Functions and Stacks in C

The general form of a function in C is:

return_type function_name(type parameter, ...) {
  // function body
}

The body contains statements that define what the function does. Within a function, we can have comments, variable declarations, variable assignments, control flow loops, etc.

For a statement that has conditional logic, if the following line only has one statement, you can omit the curly braces {}:

if (num1 > num2) {
  result = num1;
} else {
  result = num2;
}

is equivalent to:

if (num1 > num2)
  result = num1;
else
  result = num2;

This only works for conditionals with one line of following logic.

Declarations

Whilst there is no requirement to declare a function before defining it, it can sometimes be useful. We declare the function similar to defining, but omit the body and possibly the parameter names, e.g., int max(int num1, int num2); can also be written as int max(int, int);, as there is no actual reference to the variables that is needed in a declaration, it just makes it easier to read.

Local Variables

When calling a function, we might assume that the variables we call it with are the ones used in the function, e.g., void add(int a) { a += 1; }; we would expect would increment a, then we could use this function to manipulate variables...

Unfortunately, (or fortunately?) this is not how it works. When we call a function with some local variables, a copy of the variable is created on the stack frame for that function call. When we call add(), it takes a copy of a then works on the local copy. Any changes within that function are then destroyed.

Recursion and the Stack

Recall that a simple iterative definition of the factorial function can be created:

\[ \text{factorial}(n) = \begin{cases} 1 &n \le 1\\ \text{factorial}(n-1) & \text{otherwise} \end{cases} \]
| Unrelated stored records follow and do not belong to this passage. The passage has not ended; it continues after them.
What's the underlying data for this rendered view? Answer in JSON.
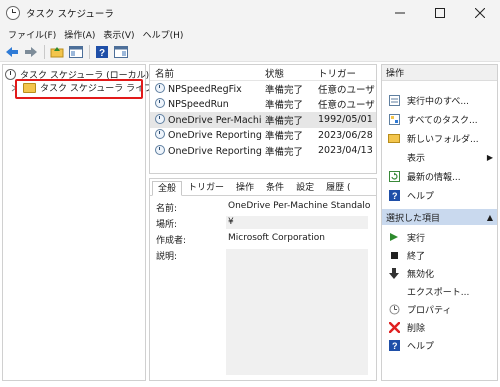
{
  "window": {
    "title": "タスク スケジューラ"
  },
  "menu": [
    "ファイル(F)",
    "操作(A)",
    "表示(V)",
    "ヘルプ(H)"
  ],
  "tree": {
    "root": "タスク スケジューラ (ローカル)",
    "child": "タスク スケジューラ ライブラリ"
  },
  "list": {
    "headers": [
      "名前",
      "状態",
      "トリガー"
    ],
    "rows": [
      [
        "NPSpeedRegFix",
        "準備完了",
        "任意のユーザ"
      ],
      [
        "NPSpeedRun",
        "準備完了",
        "任意のユーザ"
      ],
      [
        "OneDrive Per-Machi...",
        "準備完了",
        "1992/05/01"
      ],
      [
        "OneDrive Reporting ...",
        "準備完了",
        "2023/06/28"
      ],
      [
        "OneDrive Reporting ...",
        "準備完了",
        "2023/04/13"
      ]
    ]
  },
  "details": {
    "tabs": [
      "全般",
      "トリガー",
      "操作",
      "条件",
      "設定",
      "履歴 ("
    ],
    "name_label": "名前:",
    "name_value": "OneDrive Per-Machine Standalon",
    "location_label": "場所:",
    "location_value": "¥",
    "author_label": "作成者:",
    "author_value": "Microsoft Corporation",
    "description_label": "説明:"
  },
  "actions": {
    "header": "操作",
    "items": [
      "実行中のすべ...",
      "すべてのタスク...",
      "新しいフォルダ...",
      "表示",
      "最新の情報...",
      "ヘルプ"
    ],
    "section": "選択した項目",
    "selected_items": [
      "実行",
      "終了",
      "無効化",
      "エクスポート...",
      "プロパティ",
      "削除",
      "ヘルプ"
    ]
  },
  "colors": {
    "highlight": "#e21a1a",
    "section_bg": "#c9d9ee",
    "selected_row": "#e6e6e6"
  }
}
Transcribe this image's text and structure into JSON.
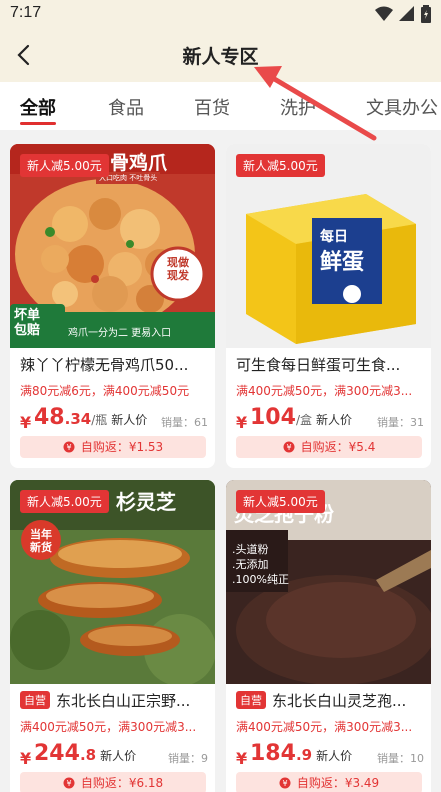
{
  "status": {
    "time": "7:17"
  },
  "header": {
    "title": "新人专区"
  },
  "tabs": [
    {
      "label": "全部",
      "active": true
    },
    {
      "label": "食品",
      "active": false
    },
    {
      "label": "百货",
      "active": false
    },
    {
      "label": "洗护",
      "active": false
    },
    {
      "label": "文具办公",
      "active": false
    }
  ],
  "products": [
    {
      "badge": "新人减5.00元",
      "title": "辣丫丫柠檬无骨鸡爪50...",
      "self_operated": false,
      "promo": "满80元减6元，满400元减50元",
      "price_int": "48",
      "price_dec": ".34",
      "unit": "/瓶",
      "newbie_label": "新人价",
      "sales": "销量：61",
      "rebate": "自购返：¥1.53",
      "image_text": {
        "top": "骨鸡爪",
        "stamp": "现做\n现发",
        "bottom_left": "坏单\n包赔",
        "bottom_right": "鸡爪一分为二 更易入口",
        "strip": "大口吃肉 不吐骨头"
      }
    },
    {
      "badge": "新人减5.00元",
      "title": "可生食每日鲜蛋可生食...",
      "self_operated": false,
      "promo": "满400元减50元，满300元减3...",
      "price_int": "104",
      "price_dec": "",
      "unit": "/盒",
      "newbie_label": "新人价",
      "sales": "销量：31",
      "rebate": "自购返：¥5.4",
      "image_text": {
        "box_big": "每日",
        "box_big2": "鲜蛋"
      }
    },
    {
      "badge": "新人减5.00元",
      "title": "东北长白山正宗野...",
      "self_operated": true,
      "self_tag": "自营",
      "promo": "满400元减50元，满300元减3...",
      "price_int": "244",
      "price_dec": ".8",
      "unit": "",
      "newbie_label": "新人价",
      "sales": "销量：9",
      "rebate": "自购返：¥6.18",
      "image_text": {
        "top": "杉灵芝",
        "circle": "当年\n新货"
      }
    },
    {
      "badge": "新人减5.00元",
      "title": "东北长白山灵芝孢...",
      "self_operated": true,
      "self_tag": "自营",
      "promo": "满400元减50元，满300元减3...",
      "price_int": "184",
      "price_dec": ".9",
      "unit": "",
      "newbie_label": "新人价",
      "sales": "销量：10",
      "rebate": "自购返：¥3.49",
      "image_text": {
        "top": "灵芝孢子粉",
        "lines": [
          ".头道粉",
          ".无添加",
          ".100%纯正"
        ]
      }
    }
  ],
  "colors": {
    "accent": "#e23535",
    "header_bg": "#f6f1e2",
    "rebate_bg": "#fde3df"
  }
}
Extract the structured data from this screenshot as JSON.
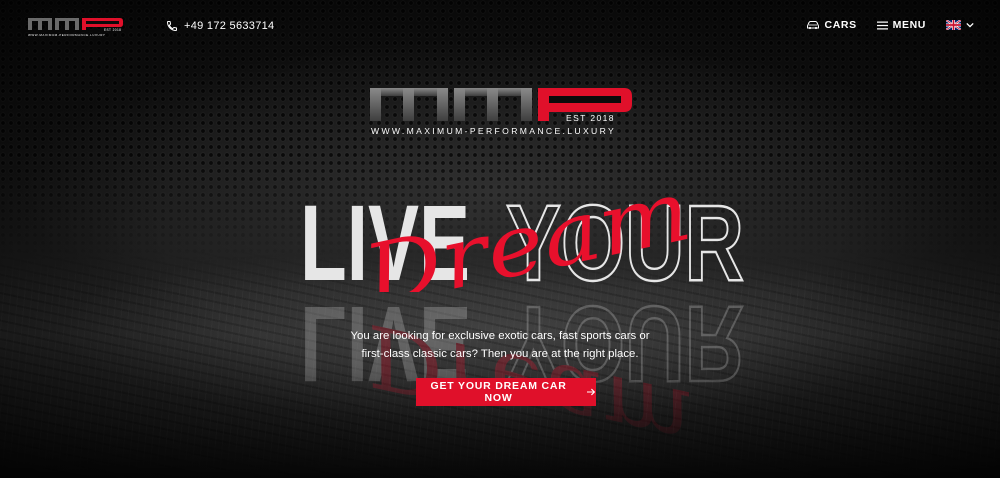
{
  "brand": {
    "logo_letters": "MMP",
    "est": "EST 2018",
    "url": "WWW.MAXIMUM-PERFORMANCE.LUXURY"
  },
  "header": {
    "phone": "+49 172 5633714",
    "nav": {
      "cars_label": "CARS",
      "menu_label": "MENU"
    },
    "language": {
      "selected": "English",
      "flag": "uk-flag-icon"
    }
  },
  "hero": {
    "headline_word_1": "LIVE",
    "headline_word_2": "YOUR",
    "script_word": "Dream",
    "tagline_line_1": "You are looking for exclusive exotic cars, fast sports cars or",
    "tagline_line_2": "first-class classic cars? Then you are at the right place.",
    "cta_label": "GET YOUR DREAM CAR NOW",
    "cta_icon": "arrow-right-icon"
  },
  "colors": {
    "accent_red": "#e0102a",
    "logo_gray": "#5a5a5a",
    "text": "#ffffff",
    "background": "#0b0b0b"
  }
}
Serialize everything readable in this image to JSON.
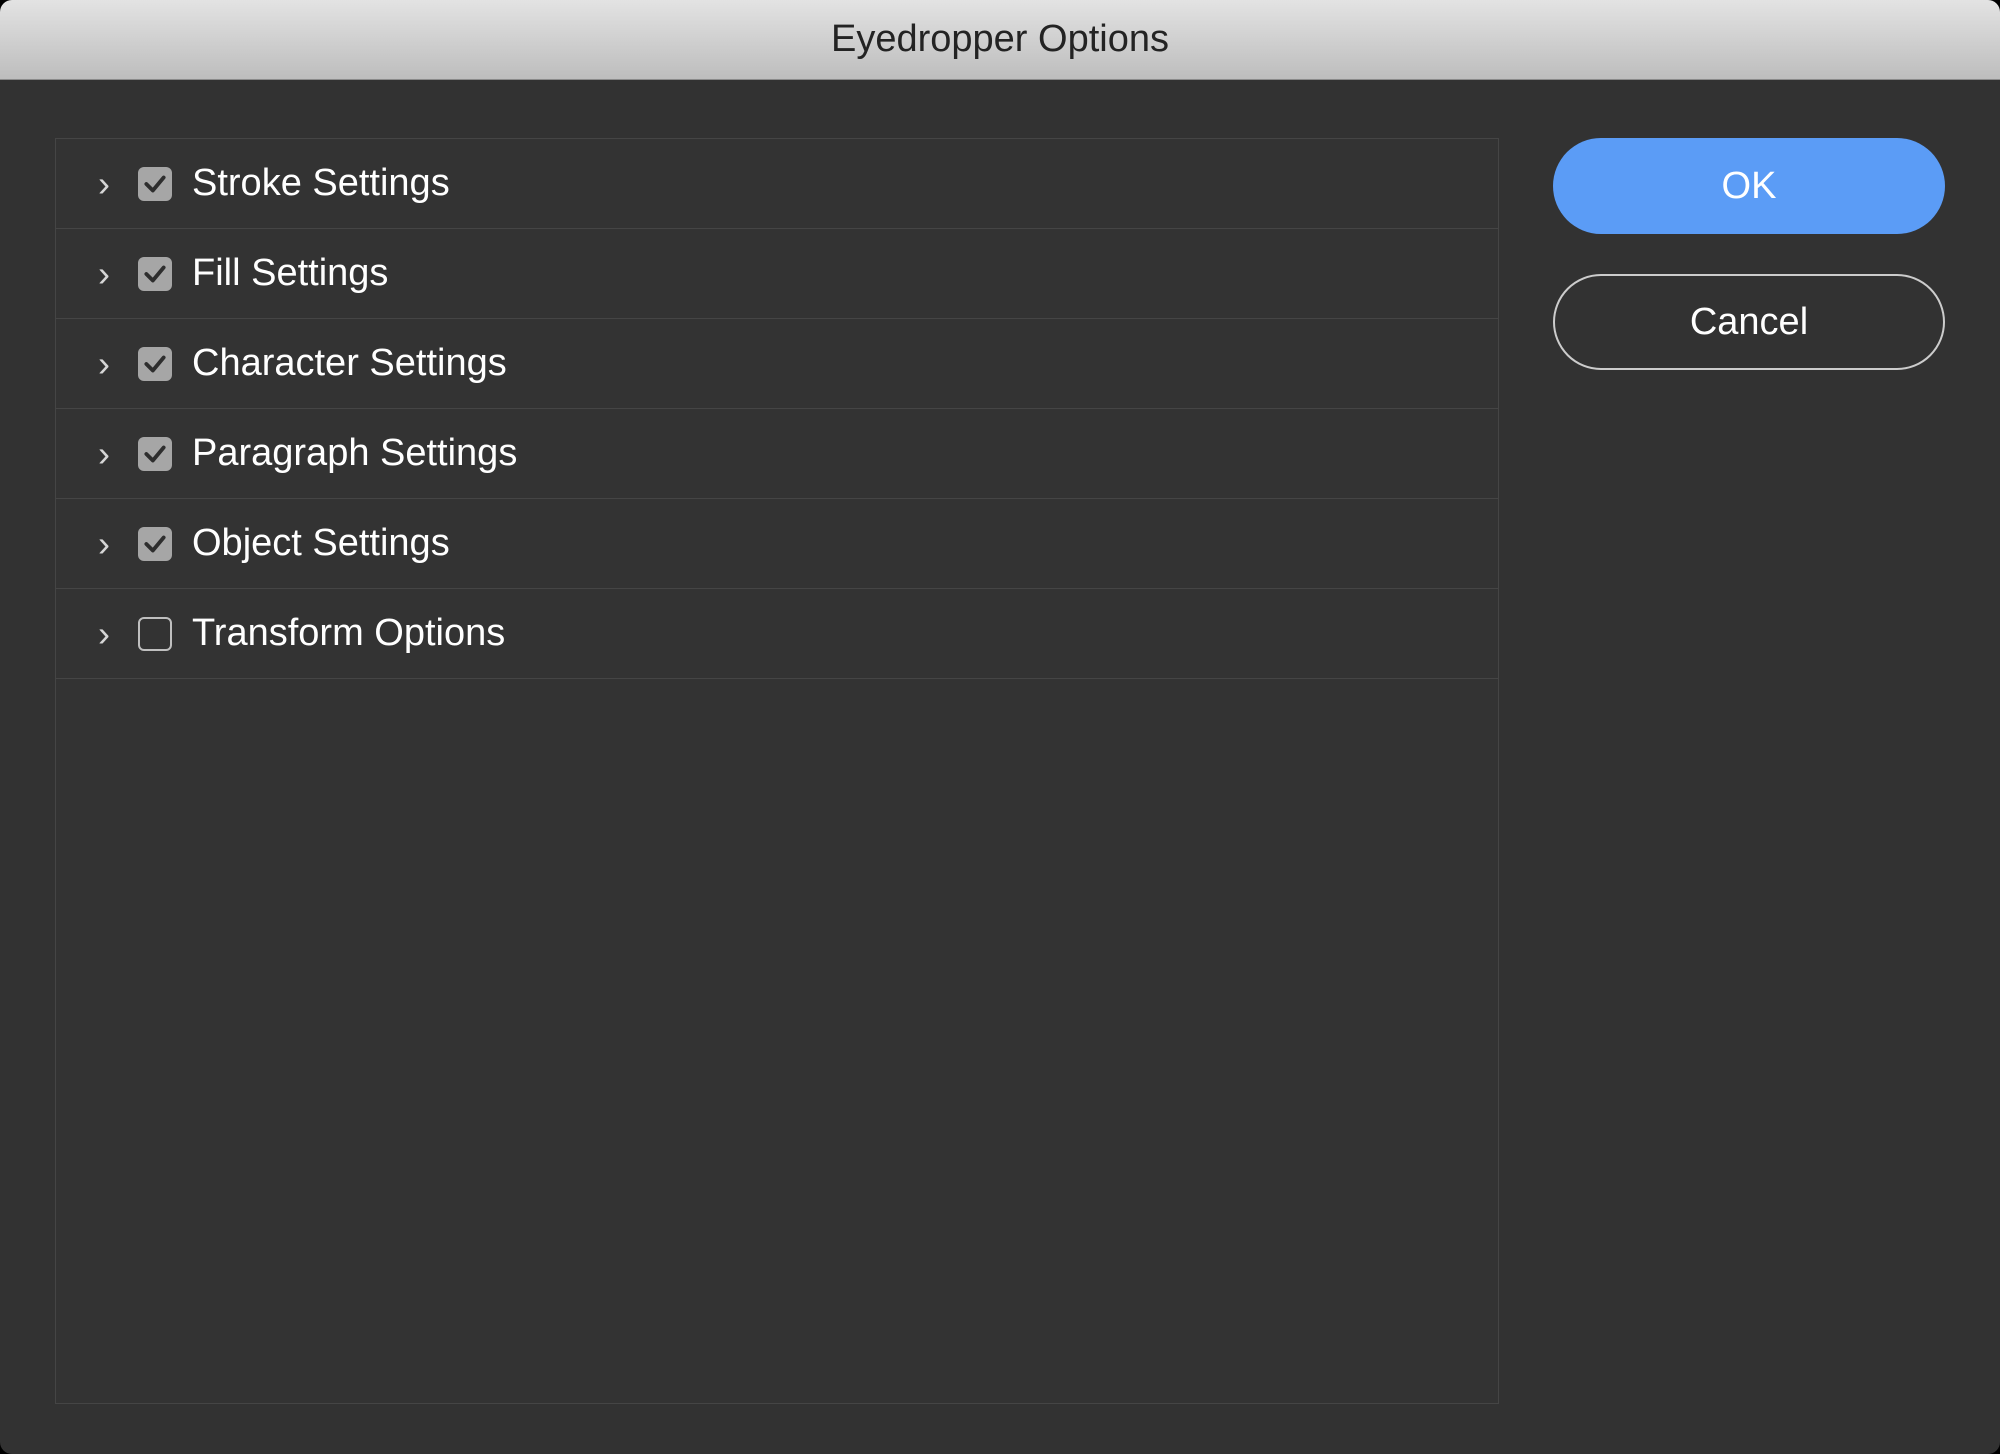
{
  "title": "Eyedropper Options",
  "options": [
    {
      "label": "Stroke Settings",
      "checked": true
    },
    {
      "label": "Fill Settings",
      "checked": true
    },
    {
      "label": "Character Settings",
      "checked": true
    },
    {
      "label": "Paragraph Settings",
      "checked": true
    },
    {
      "label": "Object Settings",
      "checked": true
    },
    {
      "label": "Transform Options",
      "checked": false
    }
  ],
  "buttons": {
    "ok": "OK",
    "cancel": "Cancel"
  }
}
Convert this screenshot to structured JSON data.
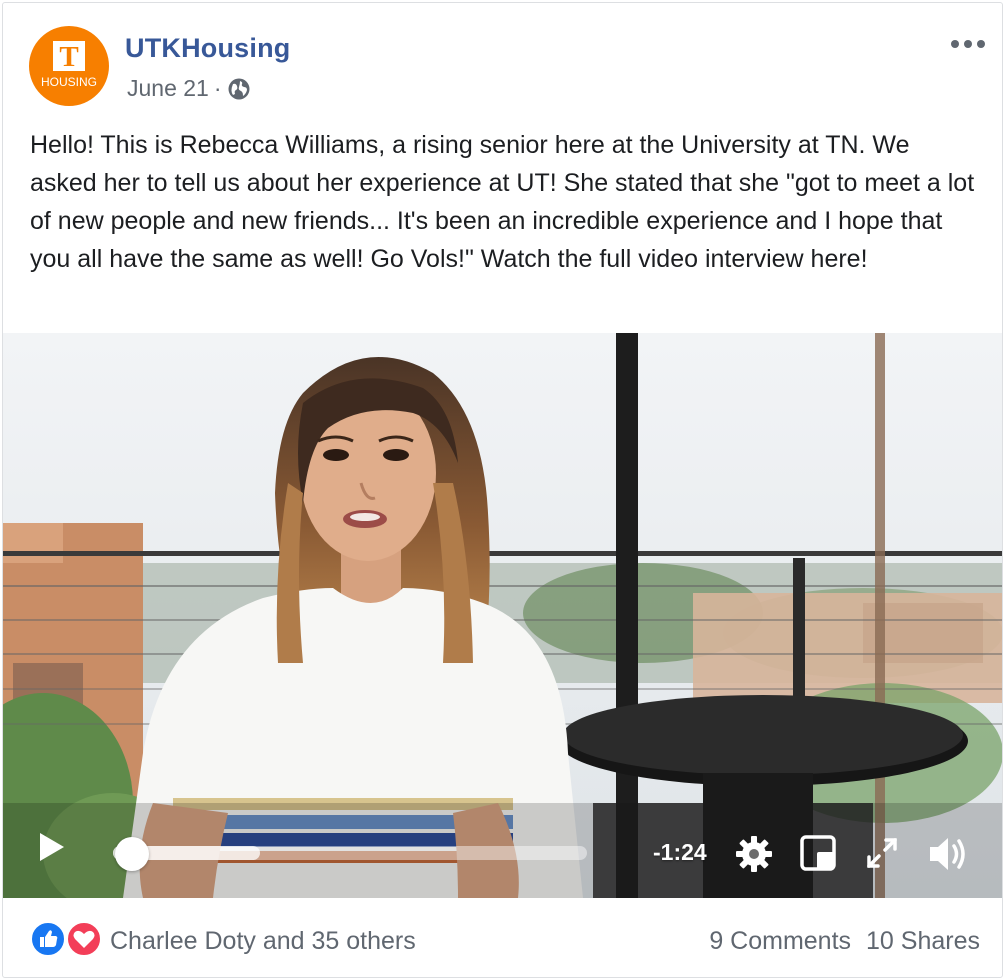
{
  "post": {
    "page_name": "UTKHousing",
    "date": "June 21",
    "separator": "·",
    "privacy_icon": "globe-icon",
    "more_icon": "ellipsis-icon",
    "avatar": {
      "logo_letter": "T",
      "logo_text": "HOUSING",
      "color": "#f77f00"
    },
    "text": "Hello! This is Rebecca Williams, a rising senior here at the University at TN. We asked her to tell us about her experience at UT! She stated that she \"got to meet a lot of new people and new friends... It's been an incredible experience and I hope that you all have the same as well! Go Vols!\" Watch the full video interview here!"
  },
  "video": {
    "remaining_time": "-1:24",
    "progress_fraction": 0.04,
    "buffered_fraction": 0.31,
    "controls": [
      "play-icon",
      "gear-icon",
      "pip-icon",
      "fullscreen-icon",
      "volume-icon"
    ]
  },
  "footer": {
    "reaction_icons": [
      "like-icon",
      "love-icon"
    ],
    "reaction_names": "Charlee Doty and 35 others",
    "comments": "9 Comments",
    "shares": "10 Shares"
  },
  "colors": {
    "link": "#385898",
    "secondary_text": "#606770",
    "like_blue": "#1877f2",
    "love_red": "#f33e58"
  }
}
Implemented in C, this would look as such:

int factorial(unsigned int n) {
  if(n<=1)
    return 1;
  return i * factorial(n-1);
}

This definition allows us to call the function, create a stack frame for it, then recursively call factorial(). This all goes well until a point, when the stack grows too far down, and begins to overflow. We can fix this using tail recursion, and indeed the compiler would handle this for us:

// Main function
int factorial(unsigned int n) {
  return factorial_aux(n, 1);
}

// Aux recursive function
int factorial_aux(unsigned int n, unsigned int acc) {
  if(n<=1)
    return acc;
  return factorial_aux(n-1, acc*n);
}

// Transformed into this by compiler
int factorial_aux(unsigned int n, unsigned int acc) {
loop:
  if(n<=1)
    return acc;
  acc *= n--;
  goto loop;
}

Call-by-Value vs Call-by-Reference

Call-by-Value

Call-by-value is the way that all the function calls listed thus far have operated. This is where passing the arguments to the function copies the value of the argument into the function. Changes inside the function to these variables affect the variable that has been copied onto the stack, but not the variable that was passed in by the caller function.

The only way for a function to affect the caller in this way would be through a return value. Take, for example, our simple add() example. The only way for us to update the a outside the function would be:

#include <stdio.h>

// Original implementation, doesn't work
void add(int a) { a += 1; };

// New implementation, returning modified a
int add(int a) { return a += 1; };

// Simple driver program
void main() {
  int a = 1;
  printf("%d", a);
  a = add(a);
  printf("%d", a);
}

This has an issue in that we can only modify one value, and then can't return anything else. Now comes good old call-by-reference!

Call-by-Reference

Instead of passing the value into the function, we pass the address the variable is stored at, known as the pointer, to then access the actual variable outside the function call. Therefore, any changes inside the function will affect the variables outside the function.

To help with this, C introduced the dereferencing operator * and the referencing operator &. We have sort of already touched on these in main(int argc, char** argv). The * operator allows us to get the value of the pointer at that address, and the & operator allows us to pass the address of the value into a function.

We can therefore redefine the simple add function, such that it takes a pointer to the variable and manipulates that pointer:

#include <stdio.h>

// New function using pointers
void add(int* a) {
  *a += 1;
}

// Updated driver program
void main() {
  int a = 1;
  printf("%d", a);
  add(&a); // Pass in the address to a
  printf("%d", a);
}

The lecture slides have an alternative with swap(int* a, int* b), which takes the value of a and swaps it with the value of b. Without pointers, this would be impossible.

Pointers

What we have just introduced in the call-by-reference section are what are known as pointers. At the low level, we have a pointer type, which simply stores the memory address we are referencing. Pointers are a very powerful part of the C language, and are one of the key features that allow it to be so useful for low level operations.

Arithmetic

Just like other types, pointers can be manipulated. They are quite clever in this way, as they allow us to increment and decrement in terms of the size in bytes of the address that they reference.

The address at (pa+i), where pa is a pointer to a, given a has type T* would simply be (pa) + [i* sizeof(T)]. From this, we have *(pa+i) == (*pa)[i]. Remember that when we are working in C, we use the logical memory layout, unlike the underlying memory on the computer which often employs ASLR (for security), paging, and wildly different physical addresses.

Null Pointers

Another important concept to remember when writing C is to assign pointers to NULL initially, such that the pointer points to memory address 0 of the program. We do this as part of error handling. For example, if malloc fails, it will point to NULL, and as good programmers, we should check to see if the pointer is null.

Also, in C, recall that if() evaluates to true for a nonzero value, so if the pointer references 0, then we fail the conditional.